Southern Ocean Decade & Polar Data Forum Week 2021

Online, 20 - 24 September 2021 An Ocean Of Opportunities

Building a custom ontology to enable advanced search capabilities for MOSAiC expedition datasets archived in the Arctic Data Center

Jasmine J.M. Lai, Mark P. Schildhauer, Samantha R. Csik and Bryce D. Mecum

In October 2020, the Multidisciplinary drifting Observatory for the Study of Arctic Climate, “MOSAiC” expedition, completed a year-long data collection effort, contributing to our understanding of climate processes in the Central Arctic, and more generally, global climate change. The Arctic Data Center (ADC) has since worked with MOSAiC researchers to archive, in a custom data portal, all of the USA’s National Science Foundation-funded data products and corresponding metadata records collected during the expedition (https://arcticdata.io/data-portals/). To facilitate greater data findability and interpretability, the ADC team built a MOSAiC ontology (i.e. a controlled vocabulary expressed in RDF/OWL) to formally define and inter-relate terms, that were then used to semantically annotate the “native” terminology used by researchers in describing MOSAiC metadata. The ontology reduces search ambiguity and increases the precision of search efforts, enabling users to better understand the meaning of terms, and refine their searches. The MOSAiC ontology serves as a case study for building custom, project-specific ontologies to improve data transparency and findability.
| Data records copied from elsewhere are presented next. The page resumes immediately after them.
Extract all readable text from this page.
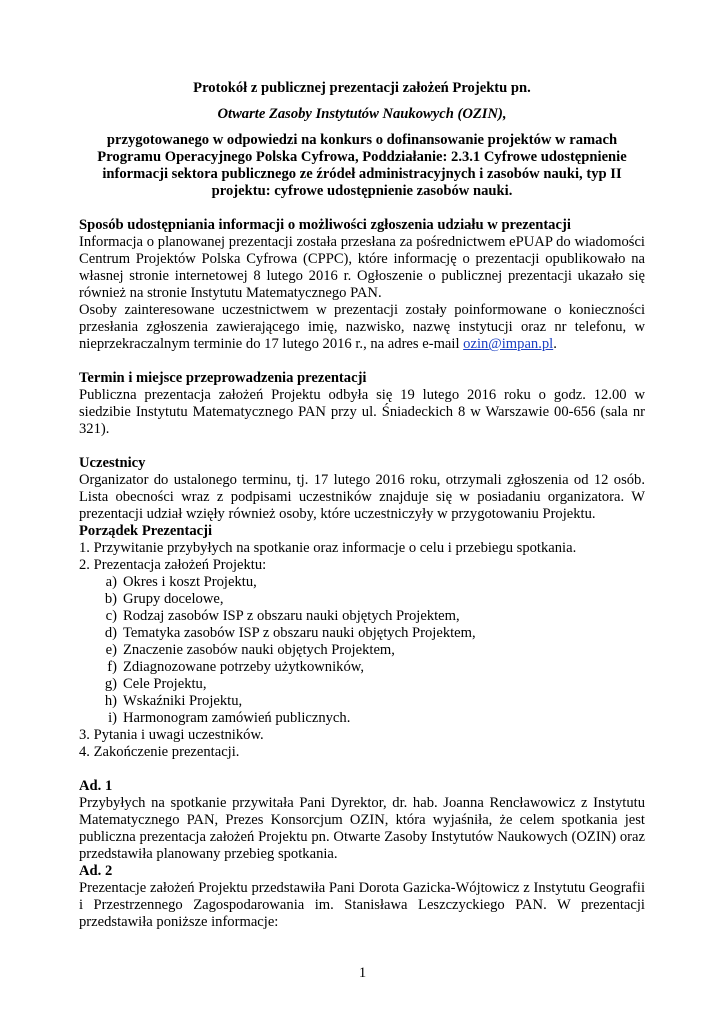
Protokół z publicznej prezentacji założeń Projektu pn.
Otwarte Zasoby Instytutów Naukowych (OZIN),
przygotowanego w odpowiedzi na konkurs o dofinansowanie projektów w ramach Programu Operacyjnego Polska Cyfrowa, Poddziałanie: 2.3.1 Cyfrowe udostępnienie informacji sektora publicznego ze źródeł administracyjnych i zasobów nauki, typ II projektu: cyfrowe udostępnienie zasobów nauki.

Sposób udostępniania informacji o możliwości zgłoszenia udziału w prezentacji

Informacja o planowanej prezentacji została przesłana za pośrednictwem ePUAP do wiadomości Centrum Projektów Polska Cyfrowa (CPPC), które informację o prezentacji opublikowało na własnej stronie internetowej 8 lutego 2016 r. Ogłoszenie o publicznej prezentacji ukazało się również na stronie Instytutu Matematycznego PAN.

Osoby zainteresowane uczestnictwem w prezentacji zostały poinformowane o konieczności przesłania zgłoszenia zawierającego imię, nazwisko, nazwę instytucji oraz nr telefonu, w nieprzekraczalnym terminie do 17 lutego 2016 r., na adres e-mail ozin@impan.pl.

Termin i miejsce przeprowadzenia prezentacji

Publiczna prezentacja założeń Projektu odbyła się 19 lutego 2016 roku o godz. 12.00 w siedzibie Instytutu Matematycznego PAN przy ul. Śniadeckich 8 w Warszawie 00-656 (sala nr 321).

Uczestnicy

Organizator do ustalonego terminu, tj. 17 lutego 2016 roku, otrzymali zgłoszenia od 12 osób. Lista obecności wraz z podpisami uczestników znajduje się w posiadaniu organizatora. W prezentacji udział wzięły również osoby, które uczestniczyły w przygotowaniu Projektu.

Porządek Prezentacji

1. Przywitanie przybyłych na spotkanie oraz informacje o celu i przebiegu spotkania.

2. Prezentacja założeń Projektu:

a) Okres i koszt Projektu,
b) Grupy docelowe,
c) Rodzaj zasobów ISP z obszaru nauki objętych Projektem,
d) Tematyka zasobów ISP z obszaru nauki objętych Projektem,
e) Znaczenie zasobów nauki objętych Projektem,
f) Zdiagnozowane potrzeby użytkowników,
g) Cele Projektu,
h) Wskaźniki Projektu,
i) Harmonogram zamówień publicznych.

3. Pytania i uwagi uczestników.

4. Zakończenie prezentacji.

Ad. 1

Przybyłych na spotkanie przywitała Pani Dyrektor, dr. hab. Joanna Rencławowicz z Instytutu Matematycznego PAN, Prezes Konsorcjum OZIN, która wyjaśniła, że celem spotkania jest publiczna prezentacja założeń Projektu pn. Otwarte Zasoby Instytutów Naukowych (OZIN) oraz przedstawiła planowany przebieg spotkania.

Ad. 2

Prezentacje założeń Projektu przedstawiła Pani Dorota Gazicka-Wójtowicz z Instytutu Geografii i Przestrzennego Zagospodarowania im. Stanisława Leszczyckiego PAN. W prezentacji przedstawiła poniższe informacje:

1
In addition, due to its standard format and open schema, the MOSAiC ontology can be easily shared, revised, and extended to accommodate new types of information, or new interpretations of the data contents; and used for annotation without requiring changes to the underlying data or data structures. As a standardized vocabulary, the MOSAiC ontology could be used to annotate all MOSAiC datasets, allowing for enhanced interoperability across the three international repositories (PANGAEA, ARM and ADC) holding MOSAiC data. Alignment of MOSAiC terms with broader community ontologies, such as the Environment Ontology, EnvO, or the NERC vocabulary, would further increase the findability and reusability of these invaluable MOSAiC data resources.